Réponse modérée du marché obligataire aux signaux d'inflation
Le marché obligataire affiche actuellement une réponse modérée aux pressions inflationnistes potentielles, en particulier celles découlant des tarifs douaniers. Le rendement du Trésor américain à 10 ans s'est négocié à 4,03 % le mardi 14 octobre 2025, maintenant un niveau proche de son plus bas de l'année. Cela suggère que les investisseurs à revenu fixe privilégient principalement les préoccupations concernant le ralentissement de la croissance économique plutôt que le risque d'une inflation croissante.
Ce sentiment a alimenté un vaste rallye obligataire tout au long de 2025, les obligations d'entreprise à long terme (VCLT) étant en tête avec une augmentation dépassant 9 % jusqu'au 14 octobre. Historiquement, l'accent mis sur des conditions économiques plus douces a tendance à stimuler les prix des obligations et à abaisser les rendements par la suite, tandis que des préoccupations inflationnistes accrues entraînent généralement l'inverse. Pour la période actuelle, le discours dominant reste centré sur la décélération économique.
Pour ajouter à la complexité, la publication de données officielles cruciales sur l'inflation a été retardée en raison d'une fermeture du gouvernement en cours. Le rapport de septembre pour l'Indice des prix à la consommation (IPC), initialement prévu pour le 15 octobre, a été reporté au 24 octobre. Les dernières données disponibles pour août indiquaient une pression à la hausse sur les prix, avec une inflation des prix à la consommation globale augmentant de 2,9 % – le rythme le plus rapide depuis janvier – et un IPC de base augmentant légèrement à 3,1 % en glissement annuel, marquant son point le plus élevé depuis février. Parallèlement, les prix à l'importation ont montré de fortes augmentations, soulevant des inquiétudes quant au fait que la pression à la hausse des tarifs douaniers pourrait progressivement se répercuter sur l'IPC dans les mois à venir.

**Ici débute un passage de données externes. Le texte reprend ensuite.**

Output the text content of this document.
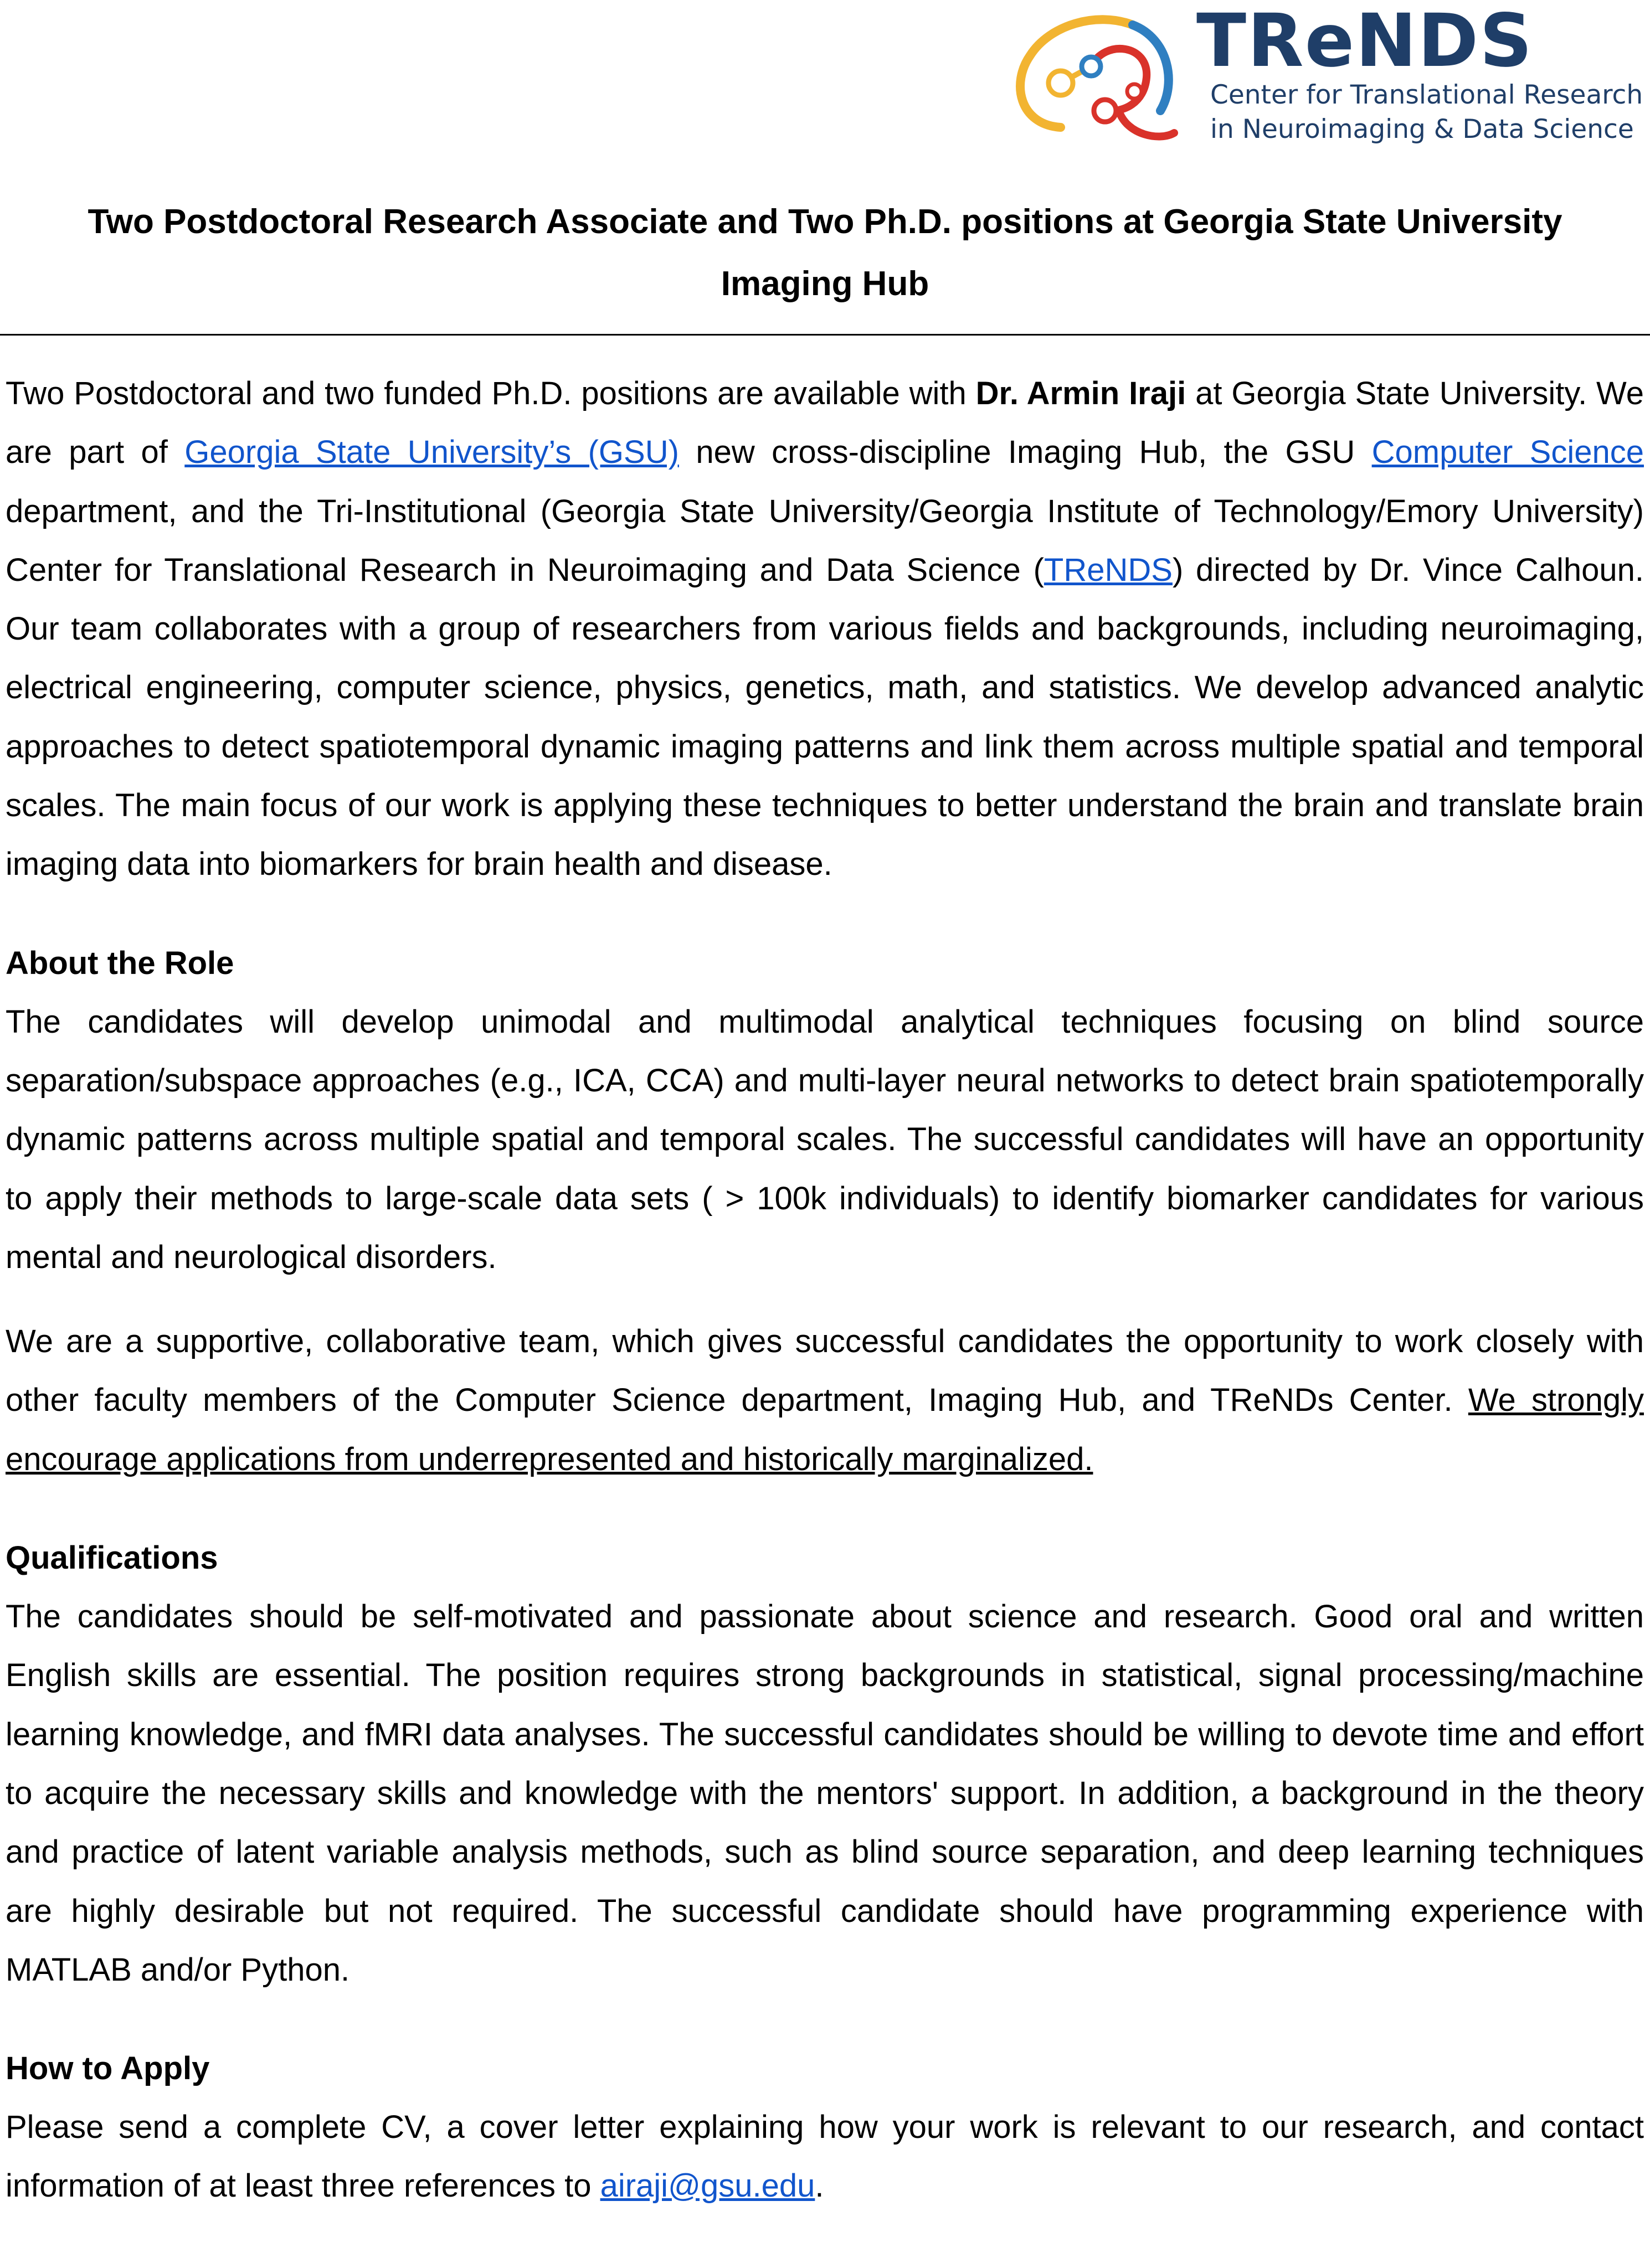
TReNDS
Center for Translational Research
in Neuroimaging & Data Science
Two Postdoctoral Research Associate and Two Ph.D. positions at Georgia State University
Imaging Hub

Two Postdoctoral and two funded Ph.D. positions are available with Dr. Armin Iraji at Georgia State University. We are part of Georgia State University’s (GSU) new cross-discipline Imaging Hub, the GSU Computer Science department, and the Tri-Institutional (Georgia State University/Georgia Institute of Technology/Emory University) Center for Translational Research in Neuroimaging and Data Science (TReNDS) directed by Dr. Vince Calhoun. Our team collaborates with a group of researchers from various fields and backgrounds, including neuroimaging, electrical engineering, computer science, physics, genetics, math, and statistics. We develop advanced analytic approaches to detect spatiotemporal dynamic imaging patterns and link them across multiple spatial and temporal scales. The main focus of our work is applying these techniques to better understand the brain and translate brain imaging data into biomarkers for brain health and disease.

About the Role

The candidates will develop unimodal and multimodal analytical techniques focusing on blind source separation/subspace approaches (e.g., ICA, CCA) and multi-layer neural networks to detect brain spatiotemporally dynamic patterns across multiple spatial and temporal scales. The successful candidates will have an opportunity to apply their methods to large-scale data sets ( > 100k individuals) to identify biomarker candidates for various mental and neurological disorders.

We are a supportive, collaborative team, which gives successful candidates the opportunity to work closely with other faculty members of the Computer Science department, Imaging Hub, and TReNDs Center. We strongly encourage applications from underrepresented and historically marginalized.

Qualifications

The candidates should be self-motivated and passionate about science and research. Good oral and written English skills are essential. The position requires strong backgrounds in statistical, signal processing/machine learning knowledge, and fMRI data analyses. The successful candidates should be willing to devote time and effort to acquire the necessary skills and knowledge with the mentors' support. In addition, a background in the theory and practice of latent variable analysis methods, such as blind source separation, and deep learning techniques are highly desirable but not required. The successful candidate should have programming experience with MATLAB and/or Python.

How to Apply

Please send a complete CV, a cover letter explaining how your work is relevant to our research, and contact information of at least three references to airaji@gsu.edu.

Influence de la Réserve fédérale et impact des tarifs douaniers
La position de la Réserve fédérale joue un rôle important dans la formation du sentiment du marché obligataire. Les commentaires récents du président de la Réserve fédérale, Powell, ont fait allusion à une éventuelle cessation de la réduction de la taille des avoirs obligataires de la banque centrale et ont suggéré que de nouvelles baisses de taux d'intérêt pourraient être à venir. Powell a noté que le marché du travail s'est "considérablement assoupli", ce qui a conduit à une situation où "les deux risques sont plus proches de l'équilibre". Le marché des contrats à terme sur les fonds fédéraux anticipe actuellement des probabilités élevées de baisses de taux lors des prochaines réunions du FOMC : 98 % pour le 29 octobre et 95 % pour le 10 décembre. Cependant, la fermeture du gouvernement a laissé la Fed "agir un peu à l'aveugle", comme l'a noté Michael Feroli, économiste en chef américain chez J.P. Morgan, en raison du retard dans les rapports économiques clés.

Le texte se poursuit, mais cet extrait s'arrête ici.